Hamas official also denies progress in Cairo, after report said negotiators reached tentative agreement on release of hostages in May, opening of three aid corridors in Gaza
Nurit Yohanan

An Israeli official on Tuesday pushed back on “inaccurate” overnight reports that there had been a breakthrough in Gaza ceasefire-hostage release talks with American, Egyptian and Qatari mediators in Cairo, as Arabic media indicated there was a preliminary deal to release some captives as soon as May.
“Israel is working tirelessly with the Americans and the mediators with the goal of advancing a deal to free our hostages, but as of now, no agreement has been reached,” said the Israeli official, reiterating comments carried on Hebrew media Sunday night by Israeli officials, also unnamed, denying reports of a breakthrough.
A senior Hamas official also denied there had been progress in the talks, telling the Palestinian Islamic Jihad-linked Palestine Al-Youm news channel on Tuesday that Hamas had yet to be shown new ideas for a Gaza truce. The Hamas official stressed that the terror group opposes partial or temporary truce proposals.
Israeli sources, including a negotiator, who were cited by the network, said Israel’s delegation to the talks was awaiting the political echelon’s response to the reported agreements. The sources said positive messages had been exchanged in the talks, even as the US was exerting pressure on Hamas both directly and through the other mediators. Israel did not immediately respond to the Al-Arabiyah report.

The sources cited by Reuters said negotiators had reached a consensus on a long-term Gaza ceasefire, but that some sticking points remained, including the question of Hamas’s arms, which Israel demands the terror group surrender.
An Israeli official told The Times of Israel on Tuesday that while there had been some progress in the talks, “not everything the Egyptians say is true.” The major sticking points remained, including the duration of a ceasefire and the future of Hamas, said the official.
On recent statements by Israeli officials expressing displeasure with Qatari mediation, the official said, “It’s nothing new.”
“Qatar is in the negotiations for its own benefit — so that world leaders will come to Doha — not to pressure Hamas,” said the official. “Egypt does pressure Hamas.”

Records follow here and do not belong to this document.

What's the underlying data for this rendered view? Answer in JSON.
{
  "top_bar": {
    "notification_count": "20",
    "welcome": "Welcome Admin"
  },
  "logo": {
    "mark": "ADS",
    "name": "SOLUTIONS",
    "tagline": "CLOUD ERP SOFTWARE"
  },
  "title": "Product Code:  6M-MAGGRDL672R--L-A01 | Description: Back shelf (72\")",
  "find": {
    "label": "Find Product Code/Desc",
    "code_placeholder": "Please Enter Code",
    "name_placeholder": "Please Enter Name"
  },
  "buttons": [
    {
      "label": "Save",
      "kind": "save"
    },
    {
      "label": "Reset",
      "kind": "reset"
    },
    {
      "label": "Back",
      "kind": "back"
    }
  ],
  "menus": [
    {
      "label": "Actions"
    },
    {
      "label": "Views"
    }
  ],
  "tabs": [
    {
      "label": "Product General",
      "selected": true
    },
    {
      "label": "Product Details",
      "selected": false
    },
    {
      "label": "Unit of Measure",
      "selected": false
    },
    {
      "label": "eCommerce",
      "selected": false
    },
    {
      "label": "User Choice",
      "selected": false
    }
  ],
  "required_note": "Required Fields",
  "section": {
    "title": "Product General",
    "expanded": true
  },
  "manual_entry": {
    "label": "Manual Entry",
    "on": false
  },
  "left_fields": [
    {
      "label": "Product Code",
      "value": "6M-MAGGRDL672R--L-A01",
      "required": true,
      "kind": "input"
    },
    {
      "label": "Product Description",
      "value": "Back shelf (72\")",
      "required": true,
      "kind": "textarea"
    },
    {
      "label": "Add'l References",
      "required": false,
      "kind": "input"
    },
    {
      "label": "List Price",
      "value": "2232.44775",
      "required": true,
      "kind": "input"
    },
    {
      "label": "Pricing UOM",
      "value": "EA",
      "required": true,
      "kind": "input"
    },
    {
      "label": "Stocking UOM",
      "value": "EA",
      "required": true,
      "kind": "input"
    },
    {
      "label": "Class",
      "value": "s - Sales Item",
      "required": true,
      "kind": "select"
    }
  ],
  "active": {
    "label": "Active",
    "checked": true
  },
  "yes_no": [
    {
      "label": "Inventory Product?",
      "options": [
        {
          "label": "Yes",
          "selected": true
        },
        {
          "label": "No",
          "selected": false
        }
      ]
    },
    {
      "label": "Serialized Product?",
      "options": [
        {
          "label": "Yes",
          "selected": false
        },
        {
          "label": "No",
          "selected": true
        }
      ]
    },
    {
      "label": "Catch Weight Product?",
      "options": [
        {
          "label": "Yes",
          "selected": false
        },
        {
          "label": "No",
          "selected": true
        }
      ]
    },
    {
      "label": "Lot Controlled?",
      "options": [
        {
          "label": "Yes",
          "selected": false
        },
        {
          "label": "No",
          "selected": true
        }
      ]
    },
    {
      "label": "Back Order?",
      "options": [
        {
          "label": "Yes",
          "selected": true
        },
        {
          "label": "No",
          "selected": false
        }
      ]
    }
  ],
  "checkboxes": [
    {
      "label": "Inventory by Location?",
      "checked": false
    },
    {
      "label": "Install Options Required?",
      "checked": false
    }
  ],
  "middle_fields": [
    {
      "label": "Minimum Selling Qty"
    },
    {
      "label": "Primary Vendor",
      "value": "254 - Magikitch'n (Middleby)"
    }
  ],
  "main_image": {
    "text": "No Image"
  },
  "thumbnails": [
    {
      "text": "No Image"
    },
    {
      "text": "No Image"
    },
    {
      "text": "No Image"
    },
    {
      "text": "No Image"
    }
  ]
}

On Monday, an Israeli official had said there was “no chance” Israel would accept a five-year truce proposal that Hamas was discussing with Arab mediators. The official added that Qatar has “recently had an influence that was not positive on negotiations,” echoing Hebrew media reports that the Gulf state was sabotaging talks by urging Hamas to reject a recent Egyptian ceasefire proposal.
A non-Qatari Arab official on Sunday denied those reports, telling The Times of Israel that they were being “manufactured” by Israeli officials seeking to deflect blame for the failure of the talks away from Prime Minister Benjamin Netanyahu.
Qatar, which plays host to the Hamas politburo, has been a key mediator in hostage-ceasefire negotiations between Israel and Hamas since the terror group sparked the war in Gaza on October 7, 2023, when thousands of Hamas-led terrorists invaded southern Israel, killed some 1,200 people and took 251 hostages.
The Gulf state helped secure two previous Gaza ceasefire-hostage deals, in November 2023 and in January this year. The more recent deal’s 42-day first phase expired on March 2 amid Netanyahu’s refusal to negotiate the second phase, which would have required a full Israeli withdrawal from Gaza — a red line for the premier’s far-right coalition partners. Israel halted the flow of humanitarian aid into Gaza hours after the ceasefire expired, and resumed hostilities in the Strip on March 18.

Top aides to Netanyahu are under investigation for allegedly receiving payments from Qatar by echoing statements favorable to the emirate, including the statement that Cairo was playing a negative role as a mediator compared to Doha. Netanyahu’s aides deny wrongdoing, and the premier has slammed the investigation as a “deep-state” witch hunt against a sitting right-wing leader.
For years before the Gaza war, Netanyahu oversaw a policy that let Qatar send millions of dollars in cash to Hamas each month, despite the warnings of security officials that the terror group was using the funds to rearm. Netanyahu has said the payments went exclusively to families in need and to pay government workers in the Strip.
In a probe of the Hamas onslaught, the Shin Bet earlier this year cited the Qatari cash transfers as one of the factors that had enabled the shock assault.